Der fraktionslose baden-württembergische Landtagsabgeordnete Wolfgang Gedeon kann aller Voraussicht nach Mitglied der AfD bleiben. Bereits im Dezember hatte das Landesschiedsgericht das Parteiausschlußverfahren gegen ihn zu seinen Gunsten entschieden. Kommenden Dienstag läuft die Frist ab, bis zu der beim Bundesschiedsgericht ein Antrag auf Überprüfung des Urteils gestellt werden kann. Dies haben jedoch weder der Antragsteller, der Landesvorstand Baden-Württemberg noch die Spitze der Bundespartei vor. „Die Causa Gedeon steht nicht auf der Tagesordnung des Bundesvorstands. Viel entscheidender ist für den Bundesvorstand der Umstand, daß Herr Gedeon in der AfD überhaupt keine Rolle mehr spielt“, teilte Pressesprecher Christian Lüth auf Anfrage der JUNGEN FREIHEIT mit. 
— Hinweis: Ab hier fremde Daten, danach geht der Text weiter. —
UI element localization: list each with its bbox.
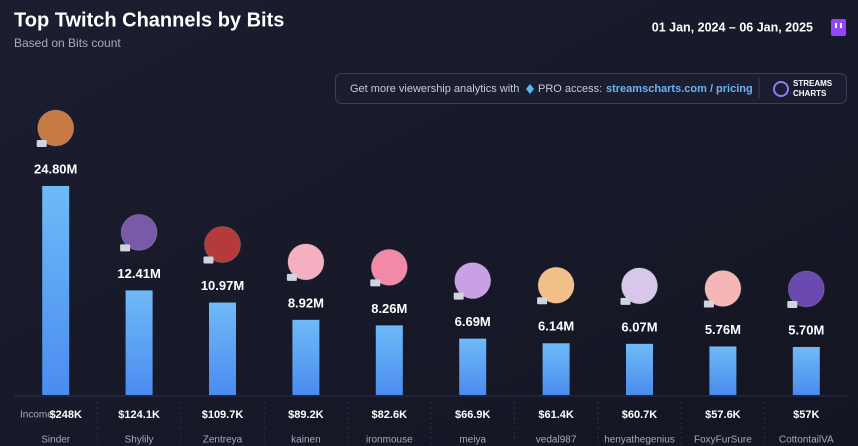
income-value: $66.9K xyxy=(455,409,491,421)
channel-name: meiya xyxy=(459,435,486,446)
date-range: 01 Jan, 2024 – 06 Jan, 2025 xyxy=(652,20,813,34)
logo-icon xyxy=(773,81,789,97)
value-label: 8.92M xyxy=(288,295,324,310)
flag-icon xyxy=(703,300,714,308)
avatar xyxy=(621,267,658,305)
chart-title: Top Twitch Channels by Bits xyxy=(14,9,284,31)
income-value: $109.7K xyxy=(202,409,244,421)
diamond-icon xyxy=(526,84,534,94)
chart-subtitle: Based on Bits count xyxy=(14,36,121,50)
income-value: $61.4K xyxy=(538,409,574,421)
avatar xyxy=(704,269,742,307)
value-label: 6.14M xyxy=(538,319,574,334)
avatar xyxy=(537,266,575,304)
income-value: $248K xyxy=(49,409,81,421)
flag-icon xyxy=(286,273,297,281)
channel-name: kainen xyxy=(291,435,320,446)
income-value: $57.6K xyxy=(705,409,741,421)
income-value: $124.1K xyxy=(118,409,160,421)
bar xyxy=(792,346,820,395)
value-label: 8.26M xyxy=(371,301,407,316)
banner-link[interactable]: streamscharts.com / pricing xyxy=(606,83,753,95)
flag-icon xyxy=(453,292,464,300)
value-label: 5.76M xyxy=(705,322,741,337)
income-value: $82.6K xyxy=(372,409,408,421)
income-value: $60.7K xyxy=(622,409,658,421)
banner-pro: PRO access: xyxy=(538,83,602,95)
flag-icon xyxy=(36,140,47,147)
channel-name: Sinder xyxy=(41,435,71,446)
value-label: 6.69M xyxy=(455,314,491,329)
channel-name: CottontailVA xyxy=(779,435,834,446)
channel-name: FoxyFurSure xyxy=(694,435,752,446)
income-value: $89.2K xyxy=(288,409,324,421)
income-value: $57K xyxy=(793,409,819,421)
bar xyxy=(125,290,153,395)
channel-name: vedal987 xyxy=(536,435,577,446)
flag-icon xyxy=(370,279,381,287)
avatar xyxy=(37,109,75,147)
channel-name: henyathegenius xyxy=(604,435,675,446)
flag-icon xyxy=(787,300,798,308)
channel-name: Shylily xyxy=(125,435,154,446)
flag-icon xyxy=(203,256,214,264)
logo-text: CHARTS xyxy=(793,89,827,98)
value-label: 12.41M xyxy=(117,266,160,281)
avatar xyxy=(287,243,325,281)
avatar xyxy=(120,213,158,251)
bar xyxy=(626,343,653,395)
bar xyxy=(542,343,570,395)
avatar xyxy=(787,270,825,308)
bar xyxy=(459,338,487,395)
avatar xyxy=(204,226,241,264)
flag-icon xyxy=(620,297,631,305)
flag-icon xyxy=(120,244,131,252)
channel-name: Zentreya xyxy=(203,435,243,446)
twitch-icon xyxy=(831,19,846,36)
bar xyxy=(42,186,70,395)
banner[interactable]: Get more viewership analytics with PRO a… xyxy=(335,73,847,104)
flag-icon xyxy=(537,297,548,305)
value-label: 6.07M xyxy=(621,319,657,334)
avatar xyxy=(454,262,492,300)
bar xyxy=(209,302,236,395)
bar xyxy=(709,346,737,395)
value-label: 10.97M xyxy=(201,278,244,293)
value-label: 5.70M xyxy=(788,322,824,337)
logo-text: STREAMS xyxy=(793,79,833,88)
channel-name: ironmouse xyxy=(366,435,413,446)
bar xyxy=(375,325,403,395)
avatar xyxy=(370,248,408,286)
banner-text: Get more viewership analytics with xyxy=(350,83,519,95)
bar xyxy=(292,319,320,395)
value-label: 24.80M xyxy=(34,161,77,176)
income-label: Income: xyxy=(20,410,56,421)
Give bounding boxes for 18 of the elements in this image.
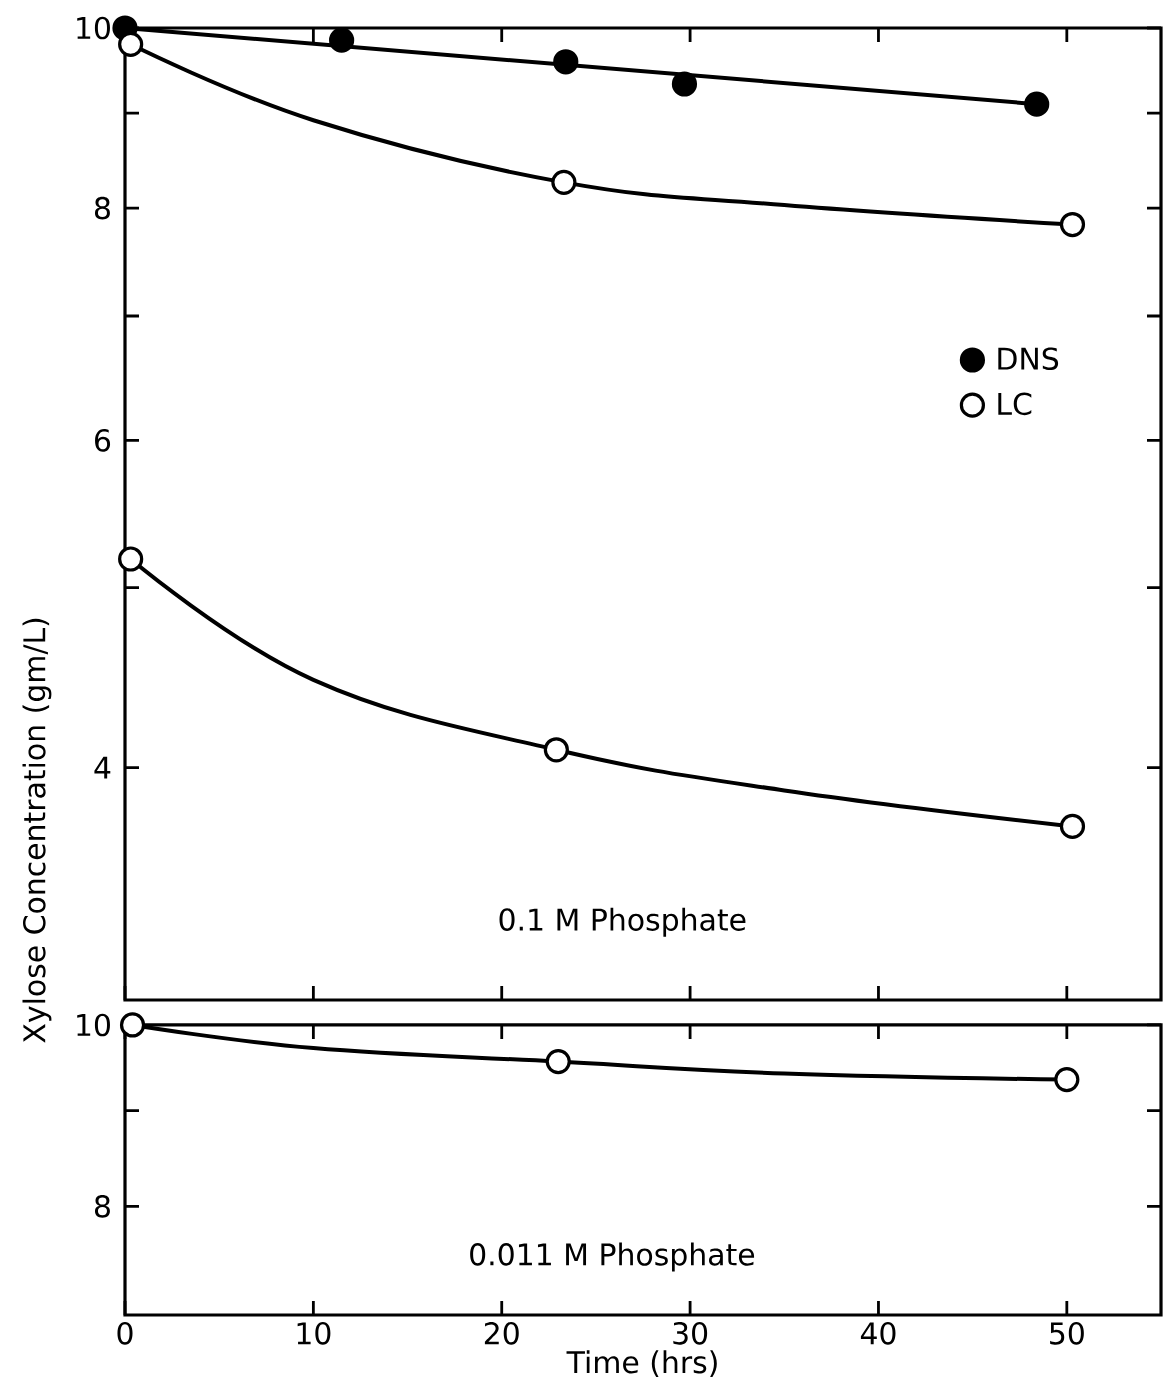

„Das Urteil ist kein Freispruch“

Der Nicht-Parteiausschluß bedeute lange nicht, daß die Positionen Gedeons „zum anerkannten Meinungsspektrum der Partei gehören“, stellte der Co-Vorsitzende der AfD Baden-Württemberg, Marc Jongen, gegenüber der JF klar. „Die Entscheidung des Landesschiedsgerichts, das Verfahren wegen formaler Mängel im Antrag einzustellen, ist aufgrund der Sachlage wohl juristisch gerechtfertigt. Ich bedaure es aber sehr, daß keine inhaltliche Entscheidung getroffen worden ist. Dies gibt Herrn Gedeon Gelegenheit, das Urteil als einen ‘Freispruch’ für sich darzustellen, was nicht zutrifft“, betonte Jongen. Man müsse zur Kenntnis nehmen, daß das deutsche Parteienrecht die Hürden für einen Parteiausschluß sehr hoch ansetze. Für den Landesvorstand sei das juristische Verfahren damit abgeschlossen.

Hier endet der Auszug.